Mediasi di Pengadilan (court annexed mediation)  itu sendiri memiliki sejarah pasang surut yang cukup panjang. Pasal 130 Herziene Inlandsch Reglemen (HIR) dan pasal 154 Rechtsreglement voor de Buitengewesten (RBg) mengatur tentang lembaga perdamaian dan mewajibkan hakim untuk terlebih dahulu mendamaikan para pihak yang berperkara sebelum perkaranya diperiksa. Ketentuan ini kemudian ditindaklanjuti dengan Surat Edaran Mahkamah Agung (SEMA) No 1 Tahun 2002 tentang Pemberdayaan Pengadilan Tingkat Pertama dalam Menerapkan Lembaga Damai yang dimaksud dalam Pasal 130 HIR dan Pasal 154 RBg tersebut.

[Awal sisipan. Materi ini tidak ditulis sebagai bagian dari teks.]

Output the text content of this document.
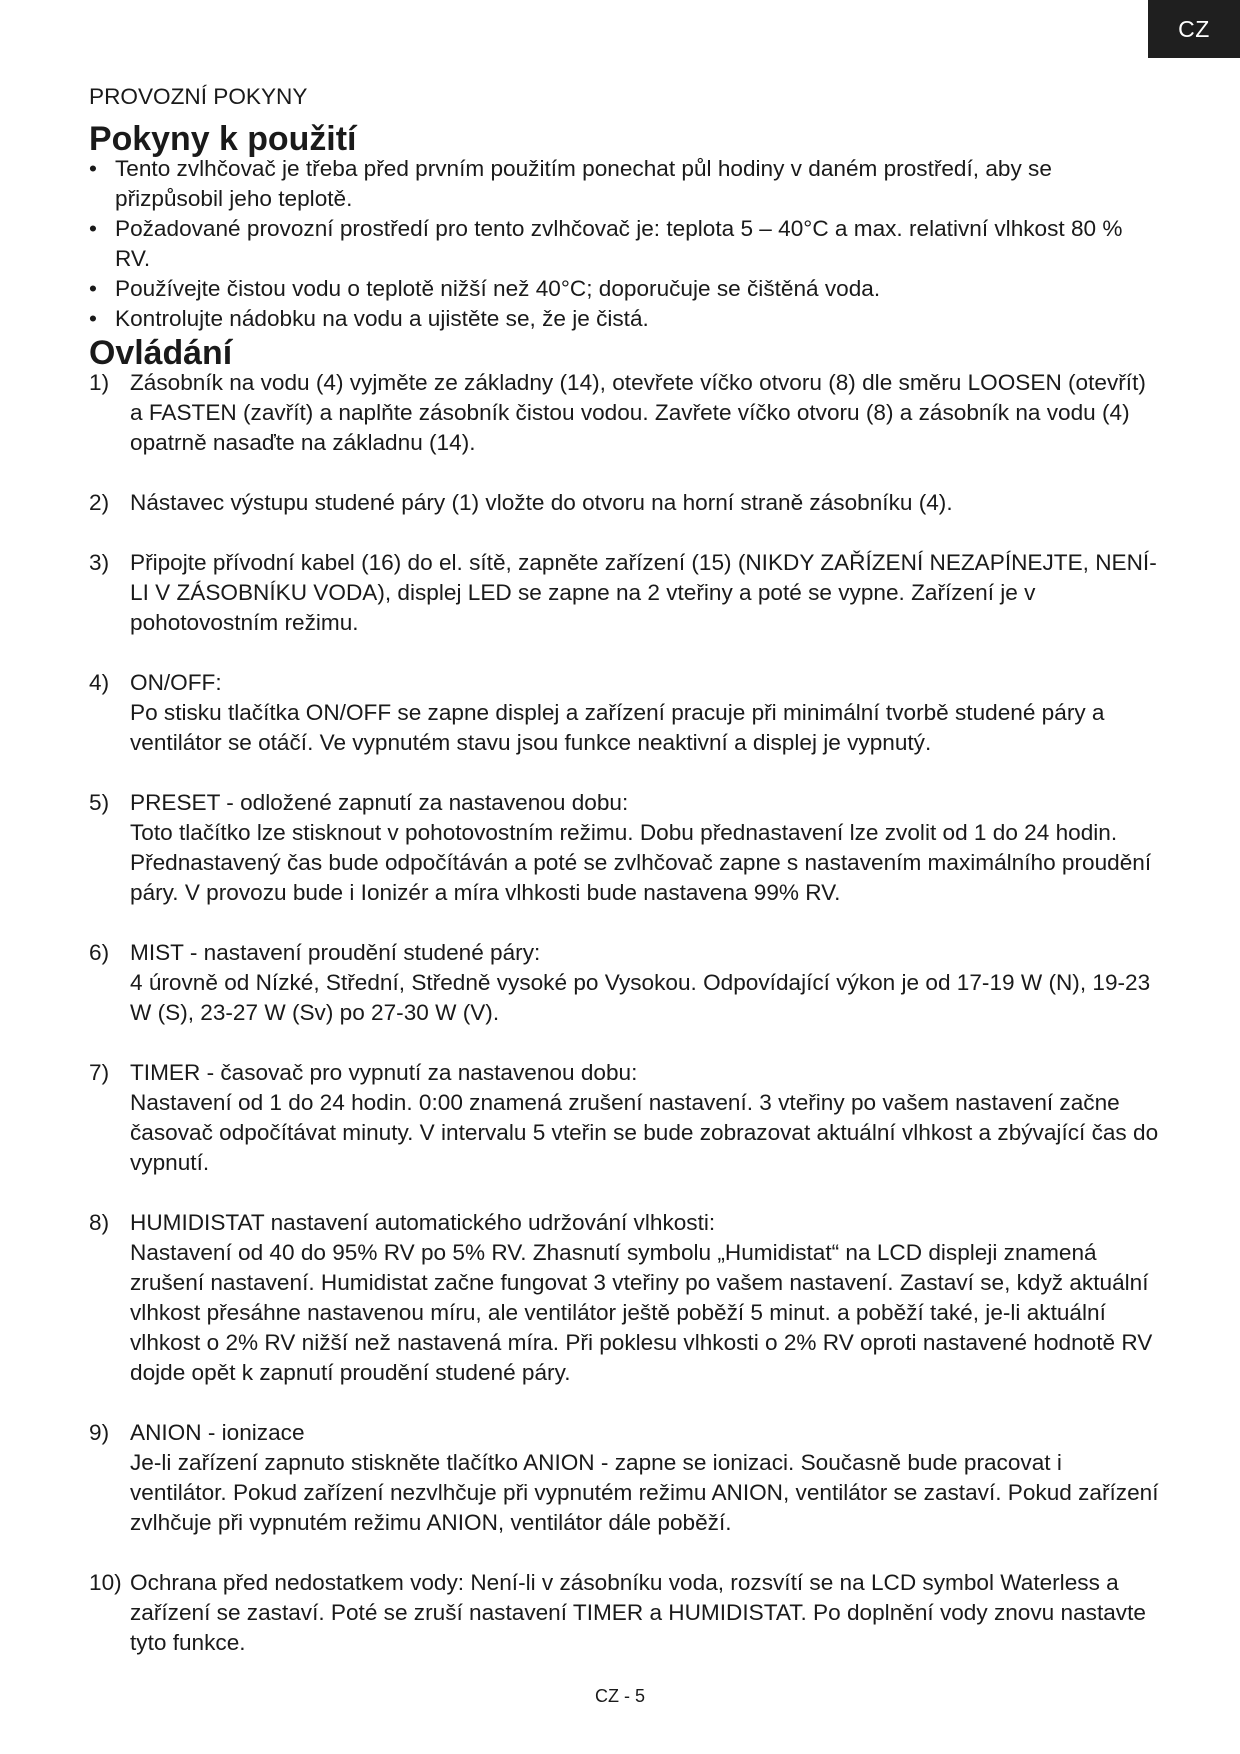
CZ
PROVOZNÍ POKYNY
Pokyny k použití
• Tento zvlhčovač je třeba před prvním použitím ponechat půl hodiny v daném prostředí, aby se přizpůsobil jeho teplotě.
• Požadované provozní prostředí pro tento zvlhčovač je: teplota 5 – 40°C a max. relativní vlhkost 80 % RV.
• Používejte čistou vodu o teplotě nižší než 40°C; doporučuje se čištěná voda.
• Kontrolujte nádobku na vodu a ujistěte se, že je čistá.
Ovládání
1) Zásobník na vodu (4) vyjměte ze základny (14), otevřete víčko otvoru (8) dle směru LOOSEN (otevřít) a FASTEN (zavřít) a naplňte zásobník čistou vodou. Zavřete víčko otvoru (8) a zásobník na vodu (4) opatrně nasaďte na základnu (14).

2) Nástavec výstupu studené páry (1) vložte do otvoru na horní straně zásobníku (4).

3) Připojte přívodní kabel (16) do el. sítě, zapněte zařízení (15) (NIKDY ZAŘÍZENÍ NEZAPÍNEJTE, NENÍ-LI V ZÁSOBNÍKU VODA), displej LED se zapne na 2 vteřiny a poté se vypne. Zařízení je v pohotovostním režimu.

4) ON/OFF:

Po stisku tlačítka ON/OFF se zapne displej a zařízení pracuje při minimální tvorbě studené páry a ventilátor se otáčí. Ve vypnutém stavu jsou funkce neaktivní a displej je vypnutý.

5) PRESET - odložené zapnutí za nastavenou dobu:

Toto tlačítko lze stisknout v pohotovostním režimu. Dobu přednastavení lze zvolit od 1 do 24 hodin. Přednastavený čas bude odpočítáván a poté se zvlhčovač zapne s nastavením maximálního proudění páry. V provozu bude i Ionizér a míra vlhkosti bude nastavena 99% RV.

6) MIST - nastavení proudění studené páry:

4 úrovně od Nízké, Střední, Středně vysoké po Vysokou. Odpovídající výkon je od 17-19 W (N), 19-23 W (S), 23-27 W (Sv) po 27-30 W (V).

7) TIMER - časovač pro vypnutí za nastavenou dobu:

Nastavení od 1 do 24 hodin. 0:00 znamená zrušení nastavení. 3 vteřiny po vašem nastavení začne časovač odpočítávat minuty. V intervalu 5 vteřin se bude zobrazovat aktuální vlhkost a zbývající čas do vypnutí.

8) HUMIDISTAT nastavení automatického udržování vlhkosti:

Nastavení od 40 do 95% RV po 5% RV. Zhasnutí symbolu „Humidistat“ na LCD displeji znamená zrušení nastavení. Humidistat začne fungovat 3 vteřiny po vašem nastavení. Zastaví se, když aktuální vlhkost přesáhne nastavenou míru, ale ventilátor ještě poběží 5 minut. a poběží také, je-li aktuální vlhkost o 2% RV nižší než nastavená míra. Při poklesu vlhkosti o 2% RV oproti nastavené hodnotě RV dojde opět k zapnutí proudění studené páry.

9) ANION - ionizace

Je-li zařízení zapnuto stiskněte tlačítko ANION - zapne se ionizaci. Současně bude pracovat i ventilátor. Pokud zařízení nezvlhčuje při vypnutém režimu ANION, ventilátor se zastaví. Pokud zařízení zvlhčuje při vypnutém režimu ANION, ventilátor dále poběží.

10) Ochrana před nedostatkem vody: Není-li v zásobníku voda, rozsvítí se na LCD symbol Waterless a zařízení se zastaví. Poté se zruší nastavení TIMER a HUMIDISTAT. Po doplnění vody znovu nastavte tyto funkce.

CZ - 5
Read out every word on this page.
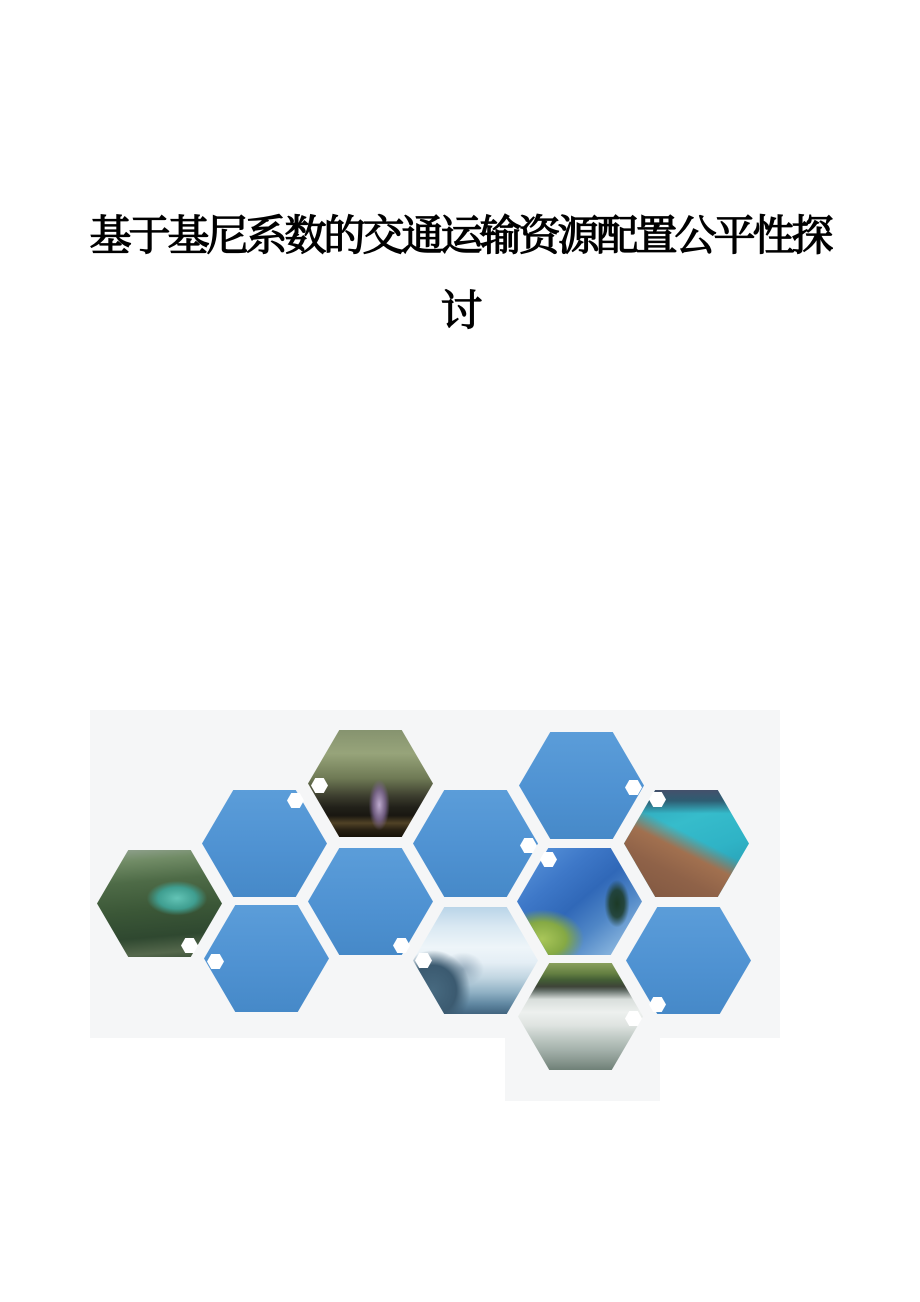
基于基尼系数的交通运输资源配置公平性探
讨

Mediasi mulai berlaku dan bersifat wajib bagi seluruh perkara perdata yang diajukan ke pengadilan tingkat pertama sejak diterbitkannya Peraturan Mahkamah Agung (PERMA) No. 2 Tahun 2003 tentang Prosedur Mediasi di Pengadilan. Tahun 2008, PERMA No. 2 Tahun 2003 diganti dengan PERMA No. 1 Tahun 2008 yang kemudian diganti lagi dengan Perma No. 1 tahun 2016, dengan perubahan mendasar adanya itikad baik dalam melaksanakan mediasi.

Meskipun mediasi memiliki banyak keuntungan dalam proses penyelesaian perkara di peradilan, sampai saat ini ternyata tingkat keberhasilan mediasi masih jauh dari angka yang diharapkan. Dalam laporan tahunan terakhirnya, Mahkamah Agung mencatat ada 6% perkara perdata yang mediasinya berhasil.

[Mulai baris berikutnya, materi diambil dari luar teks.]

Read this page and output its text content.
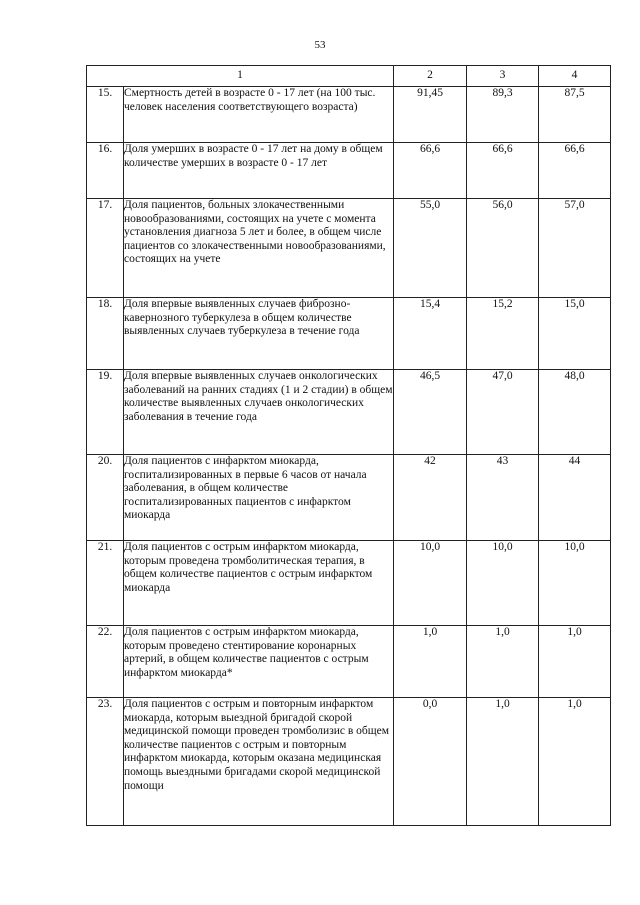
53
1		2	3	4
15.	Смертность детей в возрасте 0 - 17 лет (на 100 тыс. человек населения соответствующего возраста)	91,45	89,3	87,5
16.	Доля умерших в возрасте 0 - 17 лет на дому в общем количестве умерших в возрасте 0 - 17 лет	66,6	66,6	66,6
17.	Доля пациентов, больных злокачественными новообразованиями, состоящих на учете с момента установления диагноза 5 лет и более, в общем числе пациентов со злокачественными новообразованиями, состоящих на учете	55,0	56,0	57,0
18.	Доля впервые выявленных случаев фиброзно-кавернозного туберкулеза в общем количестве выявленных случаев туберкулеза в течение года	15,4	15,2	15,0
19.	Доля впервые выявленных случаев онкологических заболеваний на ранних стадиях (1 и 2 стадии) в общем количестве выявленных случаев онкологических заболевания в течение года	46,5	47,0	48,0
20.	Доля пациентов с инфарктом миокарда, госпитализированных в первые 6 часов от начала заболевания, в общем количестве госпитализированных пациентов с инфарктом миокарда	42	43	44
21.	Доля пациентов с острым инфарктом миокарда, которым проведена тромболитическая терапия, в общем количестве пациентов с острым инфарктом миокарда	10,0	10,0	10,0
22.	Доля пациентов с острым инфарктом миокарда, которым проведено стентирование коронарных артерий, в общем количестве пациентов с острым инфарктом миокарда*	1,0	1,0	1,0
23.	Доля пациентов с острым и повторным инфарктом миокарда, которым выездной бригадой скорой медицинской помощи проведен тромболизис в общем количестве пациентов с острым и повторным инфарктом миокарда, которым оказана медицинская помощь выездными бригадами скорой медицинской помощи	0,0	1,0	1,0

Rendahnya rasio penyelesaian perkara melalui mediasi ini menurut penulis tidak luput dari perdebatan, terutama disebabkan persoalan teknis pencatatan. Selama ini perkara yang dicatatkan berhasil mediasinya adalah perkara yang mediasinya berhasil sepenuhnya, sementara perkara yang mediasinya berhasil sebagian, baik dari subjek maupun objeknya, tidak dicatatkan sebagai mediasi yang berhasil. Semestinya di masa mendatang baik yang berhasil seluruhnya maupun yang berhasil sebagian tetap dicatatkan dalam kolom yang terpisah, sehingga dapat lebih mewakili gambaran keberhasilan dan tingkat capaian mediasi. Meskipun rasio keberhasilan itu masih bisa diperdebatkan, namun secara umum memang harus diakui bahwa tingkat keberhasilan mediasi memang belum memenuhi harapan.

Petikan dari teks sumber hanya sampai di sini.